In non-obese patients pseudotumor is often overdiagnosed and while shunting may help to treat a pesky pseudomeningocele every effort should be made to get rid of the shunt as soon as possible. Often after the pseudomeningocele is healed it is possible to remove the shunt and place an external ventricular drain and record the ICP. This frequently shows that the CSF absorptive deficit either no longer exists or was not there in the first place.

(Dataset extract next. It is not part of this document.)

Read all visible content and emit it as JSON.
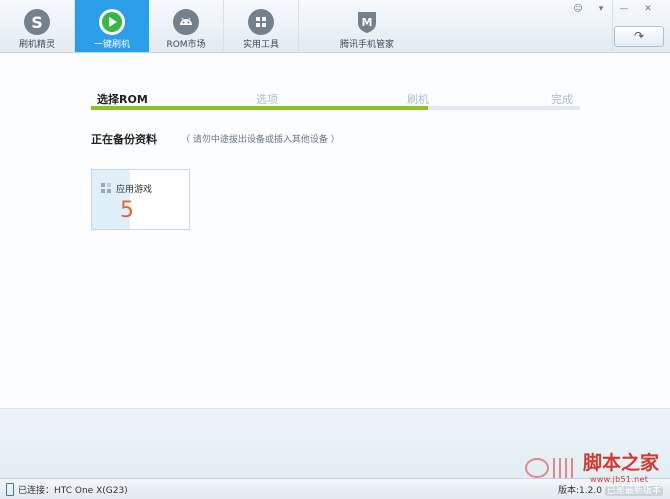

In thin patients who have documented pseudotumor and a Chiari I malformation the management requires some thought. Treatment with ventriculoperitoneal shunts often leads to recurrent failure of the ventricular catheter. The absorptive deficit is in the cortical subarachnoid space and it is difficult for the CSF to flow retrograde from the cortical subarachnoid space to the ventricle to get out of the intracranial compartment via the shunt. The ventricle will frequently collapse around the catheter. There are three potential strategies that have been shown to be effective in this situation:

1. 
   

   (1) Decompression surgery showing a reconstituted cisterna magna will allow the management of this condition with a lumboperitoneal shunt with good success.

   
   
2. 
   

   (2) If a ventricular shunt is felt to be needed it is likely that a second catheter in the cervical subarachnoid will be needed to balance the pressure on the inside and outside of the brain and make certain that the ventricle does not collapse around the ventricular catheter.

   
   
3. 
   

   (3) Finally, all pseudotumor is thought to be due to increased pressure in the superior sagittal sinus. If a point of restriction to flow is found, recent studies have shown the usefulness of venous stenting in the treatment of pseudotumor without shunting [11,13,14].